妄執?
「おや、使い魔のカラスがすでに部屋に居ましたか」
シュティがサイドデスクに居たダダルに気付く。
(俺様が小娘の盲信する悪魔本人だというのに使い魔扱いか。事実を教えてやろうか。どんな表情をするのか楽しみだ)
(やめろ。無用な騒動は起こすな)
念話で会話してダダルの行為を止めさせた。
「シュティ、一つ聞きたいんだが、他の里の者に俺が悪魔だということは話したのか?」
「いいえ、話しておりません」
「何故だ? 里の教えから考えると皆に話した方がいいのではないか」
俺としては話していないことに安堵している。
俺のことを悪魔だと勘違いする人間をこれ以上増やしたくはない。
だが、それはそれとして悪魔を信仰しているビーネン一族からすれば、実際は違うが俺という悪魔の存在は嬉しいはずだ。
シュティがそのことを里の人間に教えない理由が分からない。
「理由は話したところで信じてもらえないというのが一つ。里は悪魔様を信仰してはおりますが、その気持ちには個人差があります。中には存在を信じていない者もおりましょう。そんな中で私が悪魔様のことを話しても妄想として受け取れるのかせいぜいです」
「里の皆が盲信しているわけではないのか」
「加えてもう一つあります」
「なんだ?」
「悪魔様は私だけの悪魔様で在って欲しいのです」
目を細めて笑みを浮かべるシュティの姿に背筋がゾッとして、一瞬逃げ出したくなってしまった。
妄執、狂信、独占欲、束縛。
出来ることなら関わり合いになりたくない感情の表現が脳裏を走る。
「そ、そうなのか……」
「はい」
ようやく絞り出した言葉にシュティが礼儀正しく返事をした。
「あー、えっとだな。手を貸してほしいと頼まれたのだったな。何の仕事に手を貸してほしいと言われたんだ? 暗殺を仕事にしているビーネン一族だ。誰かを狙っていたんだろう?」
「狙っているのはアマンディーヌと言っておりました」
「なっ!?」
アマンディーヌは話題の中心になりすぎではないか。ここ最近の出来事は全て彼女中心に動いているぞ。

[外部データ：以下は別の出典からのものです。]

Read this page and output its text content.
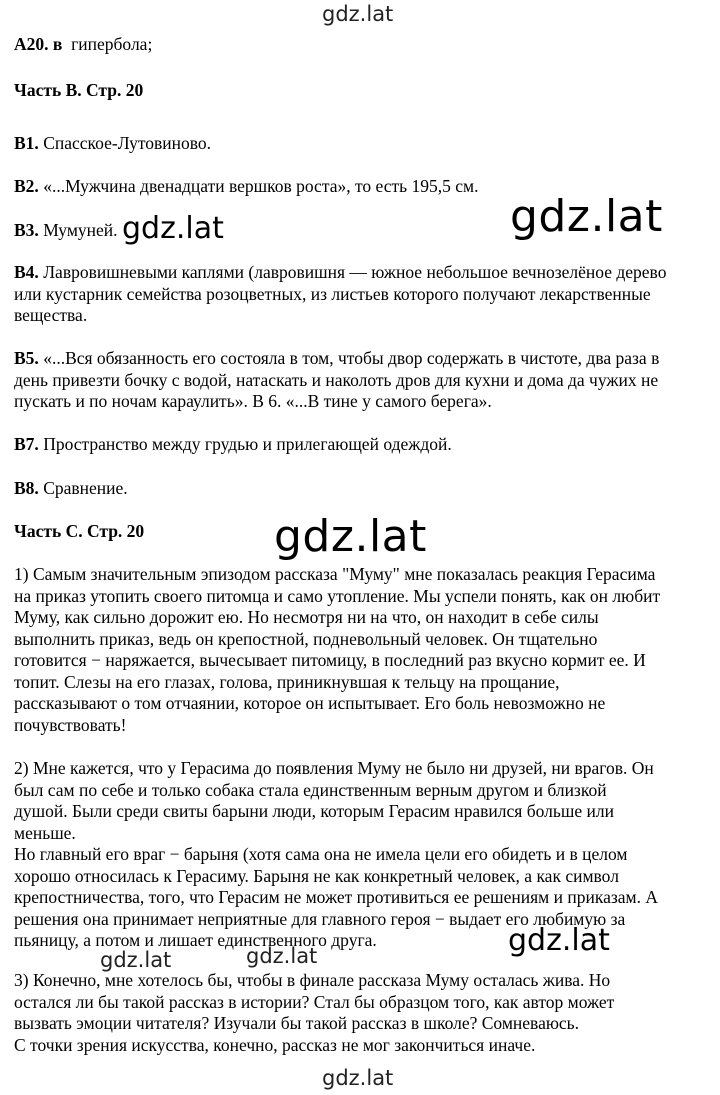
gdz.lat
gdz.lat
gdz.lat
gdz.lat
gdz.lat
gdz.lat	gdz.lat
gdz.lat
А20. в гипербола;
Часть В. Стр. 20
В1. Спасское-Лутовиново.
В2. «...Мужчина двенадцати вершков роста», то есть 195,5 см.
В3. Мумуней.
В4. Лавровишневыми каплями (лавровишня — южное небольшое вечнозелёное дерево
или кустарник семейства розоцветных, из листьев которого получают лекарственные
вещества.
В5. «...Вся обязанность его состояла в том, чтобы двор содержать в чистоте, два раза в
день привезти бочку с водой, натаскать и наколоть дров для кухни и дома да чужих не
пускать и по ночам караулить». В 6. «...В тине у самого берега».
В7. Пространство между грудью и прилегающей одеждой.
В8. Сравнение.
Часть С. Стр. 20
1) Самым значительным эпизодом рассказа "Муму" мне показалась реакция Герасима
на приказ утопить своего питомца и само утопление. Мы успели понять, как он любит
Муму, как сильно дорожит ею. Но несмотря ни на что, он находит в себе силы
выполнить приказ, ведь он крепостной, подневольный человек. Он тщательно
готовится − наряжается, вычесывает питомицу, в последний раз вкусно кормит ее. И
топит. Слезы на его глазах, голова, приникнувшая к тельцу на прощание,
рассказывают о том отчаянии, которое он испытывает. Его боль невозможно не
почувствовать!
2) Мне кажется, что у Герасима до появления Муму не было ни друзей, ни врагов. Он
был сам по себе и только собака стала единственным верным другом и близкой
душой. Были среди свиты барыни люди, которым Герасим нравился больше или
меньше.
Но главный его враг − барыня (хотя сама она не имела цели его обидеть и в целом
хорошо относилась к Герасиму. Барыня не как конкретный человек, а как символ
крепостничества, того, что Герасим не может противиться ее решениям и приказам. А
решения она принимает неприятные для главного героя − выдает его любимую за
пьяницу, а потом и лишает единственного друга.
3) Конечно, мне хотелось бы, чтобы в финале рассказа Муму осталась жива. Но
остался ли бы такой рассказ в истории? Стал бы образцом того, как автор может
вызвать эмоции читателя? Изучали бы такой рассказ в школе? Сомневаюсь.
С точки зрения искусства, конечно, рассказ не мог закончиться иначе.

士官学校のことに関してはアマンディーヌが主な原因ではあるので分かる。だが、それ以外については何故だ。
アマンディーヌを今、暗殺して誰に得がある?
あまり得や利益を考えずに国王派であるアマンディーヌを亡き者にすることによる影響を狙っているだけか。
だとしても浅はかすぎる。
行動としては前回の王女暗殺と同等の愚行だ。